Since launching SoMoLend, a startup that connects small businesses seeking loans with banks and individual lenders, Candace Klein has been an outspoken proponent of the JOBS Act, touting the law’s potential to unleash a flood of financing for small firms. Peer-to-peer lenders such as Lending Club and Prosper have already shown that individuals are willing to lend consumers billions, and Klein sought to bring the same crowdfunding principles to small businesses seeking loans.
Now Ohio’s securities regulator wants to shut her Cincinnati-based business down, alleging she lied to investors and sold securities without necessary licenses. The Ohio investigation provides ammunition to advocates who worry that the JOBS Act’s provisions will lead unsophisticated investors to be duped. (It’s worth noting that Lending Club and Prosper also tangled with regulators and emerged intact.)
The Ohio Division of Securities allegations, filed in June but first reported on Cincinnati.com yesterday, are best read in two parts. In the first, regulators allege that Klein misled potential investors in the company, at the same time violating the ban on general solicitation that will soon be lifted under the JOBS Act. That includes soliciting investors in a press release and projecting that her company would have $45.5 million in revenue in 2015. She also projected that the company would be worth $182 million in 2015.
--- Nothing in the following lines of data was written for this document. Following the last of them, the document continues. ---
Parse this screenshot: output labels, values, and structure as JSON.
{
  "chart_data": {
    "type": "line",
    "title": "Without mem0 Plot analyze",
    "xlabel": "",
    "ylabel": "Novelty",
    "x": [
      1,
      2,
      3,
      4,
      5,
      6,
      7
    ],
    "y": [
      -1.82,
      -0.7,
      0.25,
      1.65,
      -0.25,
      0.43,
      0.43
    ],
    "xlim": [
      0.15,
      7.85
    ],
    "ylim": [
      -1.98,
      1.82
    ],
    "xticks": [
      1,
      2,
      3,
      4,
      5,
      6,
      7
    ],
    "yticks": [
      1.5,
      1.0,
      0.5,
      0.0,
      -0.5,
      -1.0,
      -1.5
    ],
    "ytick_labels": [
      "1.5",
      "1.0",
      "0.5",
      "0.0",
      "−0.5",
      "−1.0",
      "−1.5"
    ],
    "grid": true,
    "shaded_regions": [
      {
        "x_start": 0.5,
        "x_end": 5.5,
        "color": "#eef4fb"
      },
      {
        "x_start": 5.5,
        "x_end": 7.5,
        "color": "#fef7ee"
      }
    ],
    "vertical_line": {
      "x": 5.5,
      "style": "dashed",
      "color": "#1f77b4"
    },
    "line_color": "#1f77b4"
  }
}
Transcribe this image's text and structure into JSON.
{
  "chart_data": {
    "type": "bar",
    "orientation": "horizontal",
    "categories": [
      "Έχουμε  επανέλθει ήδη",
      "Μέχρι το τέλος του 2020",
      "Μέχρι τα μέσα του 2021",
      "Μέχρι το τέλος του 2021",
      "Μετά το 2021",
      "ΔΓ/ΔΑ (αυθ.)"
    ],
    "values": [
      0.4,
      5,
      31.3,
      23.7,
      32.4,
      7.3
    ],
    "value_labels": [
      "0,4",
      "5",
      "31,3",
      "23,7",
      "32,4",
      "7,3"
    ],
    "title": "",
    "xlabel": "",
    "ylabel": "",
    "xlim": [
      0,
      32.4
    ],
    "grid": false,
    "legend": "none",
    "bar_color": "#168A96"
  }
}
Those numbers, the state says, don’t track: From the company’s launch in 2011 through March 7, 2013, 25 loans were funded on SoMoLend for a total of $234,000, generating $3,404 in commissions for the company, according to Ohio.
Projecting revenue five years out for a new company—and in a new industry, no less—is far from an exact science, and SoMoLend is hardly the first startup to make bold projections or wander onto the wrong side of the general solicitation ban. Still, the projections look worse in the context of remarks, cited in the regulatory documents, that Klein made earlier this year: “Always appeal to their greed first. If you always appeal to your audience’s greed first, then you can never fail.”
SoMoLend has a hearing set for October, says Brian Hoyt, a spokesman for the state’s Division of Securities. Klein declined to comment because the process is still unfolding.
Less crucial to Ohio’s case against SoMoLend, but more important to the growing field of companies seeking to make peer-to-peer loans to small businesses, the securities regulator also said that SoMoLend lacked the proper licenses to serve as a middleman for loans made over its website. Peer-to-peer lending sites use a variety of approaches to stay on the right side of government regulators.
Lending Club, which expects to facilitate more than $2 billion in personal loans in 2013, registers each loan as a security, allowing people who aren’t rich enough to qualify as accredited investors to participate. Companies such as Endurance Lending Network and Dealstruck connect small businesses only with accredited investors. While it’s not clear from the regulatory documents who funded loans made over the SoMoLend website, the state says that neither SoMoLend nor Klein were licensed to conduct those transactions.
Ohio may simply be a bad place for peer-to-peer lending sites to do business. Neither Lending Club nor Prosper allow Ohio residents to invest in loans, and Andrea Seidt, who heads the state’s securities regulator, has written critically (pdf) about equity crowdfunding provisions in the JOBS Act. D.J. Paul, vice-chairman of industry group Crowdfund Intermediary Regulatory Advocates, says it appears that Ohio “is coming after the industry through SoMoLend,” adding that the case may have “a chilling effect.” If that’s the case, Klein probably should have known as much, given her past tenure chairing CFIRA.
With the SEC still finalizing rules governing equity crowdfunding, Ohio’s case against Klein may damage the industry she has helped pioneer. If she gets shut down, other startups tackling peer-to-peer lending to small businesses could get scared away. “She was a very active voice, and still is,” says Peter Renton, founder of Lend Academy, which publishes information on peer-to-peer lenders. ”If the allegations are true, it’s very bad news for anyone in the community.”